Formal trade or Cross-border trade (CBT) is the formal exchange of goods or services between two countries. It is also known as international trade. Our work is to distill the most relevant lessons about formal trade and its significant economic gains. Emerging countries can learn from each other the various approaches that have successfully been implemented towards promoting the cross border trade formalization.
Informal trade is commonly observed in sub-Saharan Africa. It entails all the cross-border trade operations conducted in person or in groups without any kind of formal procedure. Informally traded products or services are not necessarily prohibited but they typically do not meet structured process requirements like regulation standards, company certification or operating licenses
Trade corridors are networks of supply chain and transportation structures and facilities organized nationally or regionally to promote movement of trade and freights between economic hubs (e.g. in hinterlands) and foreign trade access points (e.g. seaports). Trade corridors sometimes have several interconnected infrastructure, like highways, railways and ports, and it could connect several cities or nations. Corridors could be developed to connect production hubs, large supply and demand regions and value-added products producers. Trade corridors are sometimes any of a bundle of various measures when introduced, namely infrastructural capacity building, visa and transportation treaties, and standardization. Also attention is paid to the social needs, such as housing .Example of trade corridors in West Africa are the Dakar (Senegal) – Lagos (Nigeria) African Multimodal Transport Corridor (Transport Course) and Lagos-Mombasa Trans-African Corridor.
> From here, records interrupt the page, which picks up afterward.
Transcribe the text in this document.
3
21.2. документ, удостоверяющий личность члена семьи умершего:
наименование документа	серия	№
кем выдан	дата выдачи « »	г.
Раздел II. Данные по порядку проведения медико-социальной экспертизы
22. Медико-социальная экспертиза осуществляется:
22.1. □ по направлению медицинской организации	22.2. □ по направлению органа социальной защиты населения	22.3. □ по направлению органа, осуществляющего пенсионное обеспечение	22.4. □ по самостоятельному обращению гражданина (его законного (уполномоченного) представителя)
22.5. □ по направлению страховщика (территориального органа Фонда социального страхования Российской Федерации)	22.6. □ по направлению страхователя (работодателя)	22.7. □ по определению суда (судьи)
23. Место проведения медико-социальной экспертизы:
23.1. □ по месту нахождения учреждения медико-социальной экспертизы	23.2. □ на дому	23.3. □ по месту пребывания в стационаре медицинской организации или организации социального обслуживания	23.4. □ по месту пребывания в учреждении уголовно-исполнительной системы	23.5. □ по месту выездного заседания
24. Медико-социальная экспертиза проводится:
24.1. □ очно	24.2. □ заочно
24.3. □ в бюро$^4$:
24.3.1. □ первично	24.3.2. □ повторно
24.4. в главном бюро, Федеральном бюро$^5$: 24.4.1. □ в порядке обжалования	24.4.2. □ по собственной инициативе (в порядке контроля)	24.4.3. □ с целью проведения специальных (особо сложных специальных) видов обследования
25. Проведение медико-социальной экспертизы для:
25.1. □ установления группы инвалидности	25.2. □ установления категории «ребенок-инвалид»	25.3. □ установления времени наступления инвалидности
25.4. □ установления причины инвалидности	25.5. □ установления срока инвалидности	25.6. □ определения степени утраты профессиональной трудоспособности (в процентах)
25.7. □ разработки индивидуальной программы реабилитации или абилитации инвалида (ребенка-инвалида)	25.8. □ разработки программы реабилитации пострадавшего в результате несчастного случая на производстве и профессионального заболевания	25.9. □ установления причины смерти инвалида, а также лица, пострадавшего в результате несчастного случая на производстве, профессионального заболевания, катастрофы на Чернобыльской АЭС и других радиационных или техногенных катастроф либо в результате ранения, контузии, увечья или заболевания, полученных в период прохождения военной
The Global Value Chain (GVC) identifies the individuals and processes involved in the development and procurement, delivery and post-sales operations of a commodity in cases where operations need to be organized across regions and countries. Wide range of functions (design, manufacturing, marketing, distribution and end-consumer service, etc.) are spread throughout international facilities between various companies and staff to deliver a commodity from inception to its end-use and onward.